昨日もこんなことがあった。居間の机の上に見慣れない眼鏡があった。よく見ると次女の眼鏡。次女は忘れ物をよくする。その戒めと、すぐに知らせるのはシャクに障るので、自分の眼鏡を外し、次女の眼鏡をかけて彼女の部屋へ行ってみた。
「なに? お父さん。何か用事」
「うん、ちょっとね」
「ちょっとって?」
「お前、何か気がつかないか?」
「何が?」
「オレの顔を見て、何か気がつかないか?」
「うーん・・・老けたね」
「そりゃ老けるよ、今年で49歳になるんだからな。
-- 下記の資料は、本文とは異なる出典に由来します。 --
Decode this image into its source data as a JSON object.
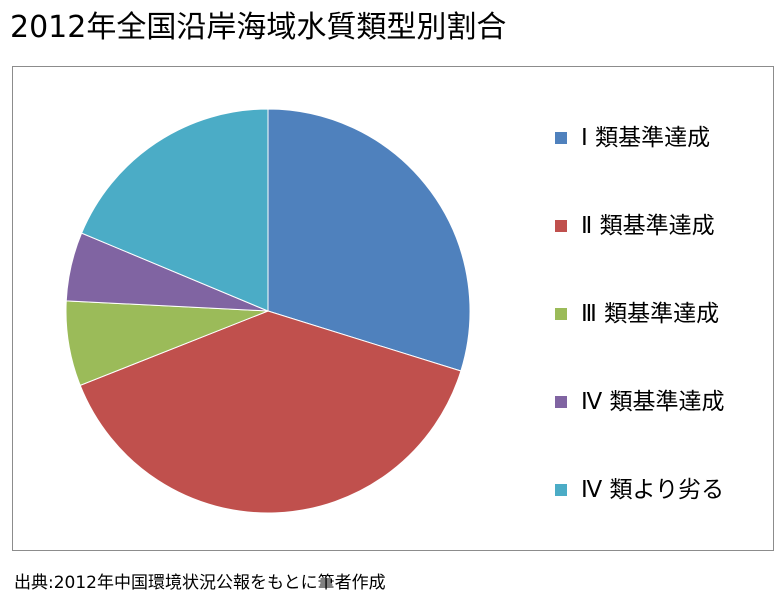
{
  "title": "2012年全国沿岸海域水質類型別割合",
  "source": "出典:2012年中国環境状況公報をもとに筆者作成",
  "chart_data": {
    "type": "pie",
    "title": "2012年全国沿岸海域水質類型別割合",
    "categories": [
      "Ⅰ 類基準達成",
      "Ⅱ 類基準達成",
      "Ⅲ 類基準達成",
      "Ⅳ 類基準達成",
      "Ⅳ 類より劣る"
    ],
    "values": [
      29.8,
      39.2,
      6.8,
      5.5,
      18.7
    ],
    "colors": [
      "#4f81bd",
      "#c0504d",
      "#9bbb59",
      "#8064a2",
      "#4bacc6"
    ],
    "legend": "right"
  }
}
でもそれじゃない」
「えーっと・・・暗いってこと?」
「それは今に始まったことじゃないだろう」
「・・・いちだんと頭が薄くなった?」
「昨日とあまり変わっていないだろ!」
ちょっと腹が立ってきた。
「うーん・・・わからないなぁ・・・」
「ちゃんと、顔を見てみろ!!」
「病的に白くて、浮腫んでいて、気持ちが悪い?」
「バカ!!いいかげんにしろ!!!目を見ろ!!!オレの目を!!!」
「わかった!!!目が胡散臭い!!!!」
「もういい!!!!」
「なに怒ってるの?」
「うるさい!!!!」
頭にきたので、そのまま帰ってきてやった。やはり人間は「恥」を他者から指摘されると腹が立つらしい。他者から言われることにより劣等感が巨大化し、自分では「恥」だと感じていないことがらが、人が声に出すほどの大きな「恥」に化学変化してしまうのだ。やはり敵は己の中にあった。でも、そう考えると、一般的にハゲという存在をアンタッチャブルにするのもわかるような気がする。触らぬ神に祟りなし、なのだ。
今回は亡くなった叔父の話をしようと思っていたら、いつの間にかハゲの話になってしまった。そういえば叔父もかなりのハゲだった。それもかなり若いうちから・・・。その血はしっかりと自分にも受け継がれている。
まあいい、今年も何とか始まった。
本年もよろしくお願いいたします。